Inflação entre idosos sobe 6,70% em 12 meses

Segundo a FGV, a inflação da terceira idade foi mais branda que os 6,97% percebidos entre a média dos consumidores

Idiana Tomazelli, O Estado de S. Paulo

13 de outubro de 2014 | 10h24

RIO - A inflação percebida pelos idosos encerrou o terceiro trimestre de 2014 com alta de 0,46%, abaixo da taxa de 1,70% apurada no segundo trimestre deste ano. Em 12 meses, contudo, a alta do Índice de Preços ao Consumidor da Terceira Idade (IPC-3i) é significativa: 6,70%. O IPC-3i foi anunciado nesta segunda-feira, 13, pela Fundação Getúlio Vargas (FGV). 

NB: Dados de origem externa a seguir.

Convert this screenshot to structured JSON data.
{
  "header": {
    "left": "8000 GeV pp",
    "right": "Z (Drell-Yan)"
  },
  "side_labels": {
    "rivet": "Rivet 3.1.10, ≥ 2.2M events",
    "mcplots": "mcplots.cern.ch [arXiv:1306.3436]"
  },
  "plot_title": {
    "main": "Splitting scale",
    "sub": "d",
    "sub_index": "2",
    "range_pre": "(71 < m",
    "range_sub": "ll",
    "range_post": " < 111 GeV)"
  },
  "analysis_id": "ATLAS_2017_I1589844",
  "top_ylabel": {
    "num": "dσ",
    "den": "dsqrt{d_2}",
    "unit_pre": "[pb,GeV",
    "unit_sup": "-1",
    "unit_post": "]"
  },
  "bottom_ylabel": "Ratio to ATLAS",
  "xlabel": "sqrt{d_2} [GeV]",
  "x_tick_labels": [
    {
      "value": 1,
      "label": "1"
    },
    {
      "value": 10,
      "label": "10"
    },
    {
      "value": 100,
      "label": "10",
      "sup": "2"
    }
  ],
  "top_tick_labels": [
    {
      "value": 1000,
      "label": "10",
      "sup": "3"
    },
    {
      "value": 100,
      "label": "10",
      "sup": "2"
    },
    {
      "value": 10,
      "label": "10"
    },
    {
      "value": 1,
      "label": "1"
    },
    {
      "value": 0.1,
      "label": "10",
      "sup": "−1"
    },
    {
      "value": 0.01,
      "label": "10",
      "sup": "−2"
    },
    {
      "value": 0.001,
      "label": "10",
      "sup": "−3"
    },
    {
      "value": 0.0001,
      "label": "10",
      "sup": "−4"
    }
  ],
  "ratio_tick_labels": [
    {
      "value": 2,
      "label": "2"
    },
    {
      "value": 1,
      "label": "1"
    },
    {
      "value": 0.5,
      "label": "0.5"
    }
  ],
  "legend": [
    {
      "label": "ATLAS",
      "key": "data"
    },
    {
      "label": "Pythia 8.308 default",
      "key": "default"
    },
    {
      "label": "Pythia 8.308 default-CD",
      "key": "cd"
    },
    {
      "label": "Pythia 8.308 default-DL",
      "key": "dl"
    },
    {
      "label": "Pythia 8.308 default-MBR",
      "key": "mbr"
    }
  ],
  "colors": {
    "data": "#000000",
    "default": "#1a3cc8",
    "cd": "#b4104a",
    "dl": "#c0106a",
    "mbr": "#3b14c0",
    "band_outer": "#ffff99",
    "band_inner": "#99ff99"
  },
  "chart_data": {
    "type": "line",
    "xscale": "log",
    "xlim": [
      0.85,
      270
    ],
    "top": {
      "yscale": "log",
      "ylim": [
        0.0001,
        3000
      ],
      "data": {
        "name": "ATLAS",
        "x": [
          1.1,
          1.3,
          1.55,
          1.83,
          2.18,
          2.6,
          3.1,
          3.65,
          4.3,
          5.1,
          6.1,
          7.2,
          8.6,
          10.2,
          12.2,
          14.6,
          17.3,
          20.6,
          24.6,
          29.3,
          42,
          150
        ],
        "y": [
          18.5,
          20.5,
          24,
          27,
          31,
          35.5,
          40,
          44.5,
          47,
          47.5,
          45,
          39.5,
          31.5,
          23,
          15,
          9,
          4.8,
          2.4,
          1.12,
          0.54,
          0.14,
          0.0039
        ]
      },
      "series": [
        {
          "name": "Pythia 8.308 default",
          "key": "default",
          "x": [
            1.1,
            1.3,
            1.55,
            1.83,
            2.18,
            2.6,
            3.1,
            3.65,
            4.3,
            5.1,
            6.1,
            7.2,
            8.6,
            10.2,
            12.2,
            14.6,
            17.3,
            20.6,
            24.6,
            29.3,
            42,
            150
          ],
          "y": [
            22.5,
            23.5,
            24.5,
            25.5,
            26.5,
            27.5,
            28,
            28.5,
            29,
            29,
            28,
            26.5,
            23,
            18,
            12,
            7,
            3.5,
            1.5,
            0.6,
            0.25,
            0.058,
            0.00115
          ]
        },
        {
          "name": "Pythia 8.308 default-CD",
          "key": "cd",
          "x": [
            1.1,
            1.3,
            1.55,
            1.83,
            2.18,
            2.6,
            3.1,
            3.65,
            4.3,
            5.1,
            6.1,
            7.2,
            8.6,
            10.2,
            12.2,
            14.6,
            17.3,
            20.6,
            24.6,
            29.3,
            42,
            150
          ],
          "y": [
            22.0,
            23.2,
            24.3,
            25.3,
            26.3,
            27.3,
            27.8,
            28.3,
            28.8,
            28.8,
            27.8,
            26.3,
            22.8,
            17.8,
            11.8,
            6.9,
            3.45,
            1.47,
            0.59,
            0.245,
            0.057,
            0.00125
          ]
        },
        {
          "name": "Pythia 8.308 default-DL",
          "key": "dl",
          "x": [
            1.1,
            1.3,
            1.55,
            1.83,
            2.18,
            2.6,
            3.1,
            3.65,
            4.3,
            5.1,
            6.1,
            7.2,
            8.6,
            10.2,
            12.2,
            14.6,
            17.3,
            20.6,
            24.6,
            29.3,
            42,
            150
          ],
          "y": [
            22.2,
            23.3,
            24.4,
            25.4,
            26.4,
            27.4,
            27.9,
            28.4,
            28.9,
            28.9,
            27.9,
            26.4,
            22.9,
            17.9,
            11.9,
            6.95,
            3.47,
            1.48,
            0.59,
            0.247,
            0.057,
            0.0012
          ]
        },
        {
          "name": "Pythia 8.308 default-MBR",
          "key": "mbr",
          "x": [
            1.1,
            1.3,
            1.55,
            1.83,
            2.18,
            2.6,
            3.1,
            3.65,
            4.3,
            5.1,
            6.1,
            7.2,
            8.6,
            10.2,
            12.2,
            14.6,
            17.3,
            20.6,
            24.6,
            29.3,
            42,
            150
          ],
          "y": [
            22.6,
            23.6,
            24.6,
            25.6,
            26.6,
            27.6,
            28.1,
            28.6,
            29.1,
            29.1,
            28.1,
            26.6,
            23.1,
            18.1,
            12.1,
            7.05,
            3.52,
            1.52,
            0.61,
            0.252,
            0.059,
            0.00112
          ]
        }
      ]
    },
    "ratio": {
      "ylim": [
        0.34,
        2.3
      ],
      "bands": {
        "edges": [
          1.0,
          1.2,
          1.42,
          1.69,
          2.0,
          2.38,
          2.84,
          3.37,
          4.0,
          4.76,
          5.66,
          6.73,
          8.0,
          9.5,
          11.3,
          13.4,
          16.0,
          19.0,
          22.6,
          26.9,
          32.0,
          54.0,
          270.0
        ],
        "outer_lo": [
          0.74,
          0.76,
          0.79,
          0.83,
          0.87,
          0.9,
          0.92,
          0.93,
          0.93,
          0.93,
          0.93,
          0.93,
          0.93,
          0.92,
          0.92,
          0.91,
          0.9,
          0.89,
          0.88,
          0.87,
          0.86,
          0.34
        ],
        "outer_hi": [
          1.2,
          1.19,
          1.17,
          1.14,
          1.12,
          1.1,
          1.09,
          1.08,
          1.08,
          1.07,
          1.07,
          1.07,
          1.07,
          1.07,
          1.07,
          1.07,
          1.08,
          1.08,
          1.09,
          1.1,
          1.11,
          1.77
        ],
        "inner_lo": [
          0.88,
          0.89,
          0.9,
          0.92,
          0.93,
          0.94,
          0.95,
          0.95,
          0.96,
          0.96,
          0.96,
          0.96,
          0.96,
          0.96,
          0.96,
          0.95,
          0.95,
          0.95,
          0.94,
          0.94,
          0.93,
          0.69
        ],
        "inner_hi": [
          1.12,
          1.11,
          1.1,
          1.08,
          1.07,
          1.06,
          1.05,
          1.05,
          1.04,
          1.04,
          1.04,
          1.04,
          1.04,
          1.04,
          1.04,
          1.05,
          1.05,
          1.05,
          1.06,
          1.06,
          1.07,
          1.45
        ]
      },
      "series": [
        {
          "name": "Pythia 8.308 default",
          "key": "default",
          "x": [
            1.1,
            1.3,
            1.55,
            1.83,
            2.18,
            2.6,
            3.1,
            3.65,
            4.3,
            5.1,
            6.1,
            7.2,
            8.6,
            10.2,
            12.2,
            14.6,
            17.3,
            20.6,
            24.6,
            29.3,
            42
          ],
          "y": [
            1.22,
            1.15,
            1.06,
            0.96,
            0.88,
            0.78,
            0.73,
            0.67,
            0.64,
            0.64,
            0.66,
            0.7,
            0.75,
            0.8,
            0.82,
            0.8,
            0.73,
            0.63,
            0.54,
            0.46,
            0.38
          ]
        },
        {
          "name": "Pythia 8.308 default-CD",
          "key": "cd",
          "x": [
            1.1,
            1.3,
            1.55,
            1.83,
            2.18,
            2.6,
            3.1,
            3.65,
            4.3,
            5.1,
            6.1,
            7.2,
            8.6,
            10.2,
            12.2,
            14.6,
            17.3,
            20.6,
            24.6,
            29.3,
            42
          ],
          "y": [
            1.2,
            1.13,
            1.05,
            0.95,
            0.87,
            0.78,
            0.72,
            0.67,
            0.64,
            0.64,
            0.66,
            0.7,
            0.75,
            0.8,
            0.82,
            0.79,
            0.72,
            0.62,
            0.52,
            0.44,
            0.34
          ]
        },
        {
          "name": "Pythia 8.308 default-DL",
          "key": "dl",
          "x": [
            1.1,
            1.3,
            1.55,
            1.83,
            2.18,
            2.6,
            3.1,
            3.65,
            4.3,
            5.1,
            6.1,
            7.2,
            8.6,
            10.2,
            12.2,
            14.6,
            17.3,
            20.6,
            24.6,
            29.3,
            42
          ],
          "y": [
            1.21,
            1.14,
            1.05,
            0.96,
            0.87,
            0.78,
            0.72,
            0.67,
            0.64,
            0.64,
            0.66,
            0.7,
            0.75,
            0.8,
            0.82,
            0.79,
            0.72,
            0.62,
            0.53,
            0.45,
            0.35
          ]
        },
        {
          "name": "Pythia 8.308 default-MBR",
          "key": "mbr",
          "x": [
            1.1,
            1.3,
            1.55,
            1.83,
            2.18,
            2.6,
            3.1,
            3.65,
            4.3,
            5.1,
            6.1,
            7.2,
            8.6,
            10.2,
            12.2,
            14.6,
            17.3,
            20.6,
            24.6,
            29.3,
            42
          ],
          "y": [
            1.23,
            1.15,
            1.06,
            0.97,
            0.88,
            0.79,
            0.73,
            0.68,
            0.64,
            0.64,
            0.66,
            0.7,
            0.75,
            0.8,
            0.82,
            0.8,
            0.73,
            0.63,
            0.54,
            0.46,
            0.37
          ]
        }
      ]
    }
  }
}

O resultado do IPC-3i no terceiro trimestre ficou abaixo, no mesmo período, do Índice de Preços ao Consumidor - Brasil (IPC-BR), que mede a inflação em todas as faixas etárias. O IPC-Br subiu 0,71% entre julho e setembro. Em 12 meses, a inflação da terceira idade também foi mais branda que os 6,97% percebidos entre a média dos consumidores. 

Todas as oito classes de despesa que formam o índice perderam força na passagem do trimestre. Mas a principal contribuição partiu do grupo Alimentação (1,31% para -0,62%). Segundo a FGV, as hortaliças e legumes ficaram 25,29% mais baratas, depois de seus preços já terem recuado 7,70% no segundo trimestre. Os maiores destaques de baixa de preços no terceiro trimestre foram batata-inglesa (-50,34%) e tomate (-34,86%).

Contribuíram ainda para a desaceleração do IPC-3i os grupos Habitação (2,16% para 1,22%), Saúde e Cuidados Pessoais (2,73% para 1,07%), Vestuário (1,92% para -0,59%), Comunicação (0,19% para -1,08%), Despesas Diversas (2,46% para 0,30%), Transportes (0,76% para 0,51%) e Educação, Leitura e Recreação (0,11% para 0,07%).

Para cada uma destas classes de despesa, vale citar o comportamento dos itens condomínio residencial (3,03% para 0,46%), medicamentos em geral (3,65% para -0,29%), roupas (2,07% para -0,96%), tarifa de telefone residencial (-0,10% para -2,92%), loterias (8,74% para 0,00%), tarifa de táxi (2,17% para 0,31%) e hotel (8,71% para -3,31%), respectivamente. 

O IPC-3i representa o cenário de preços sentido em famílias com pelo menos 50% dos indivíduos de 60 anos ou mais de idade e renda mensal entre 1 e 33 salários mínimos.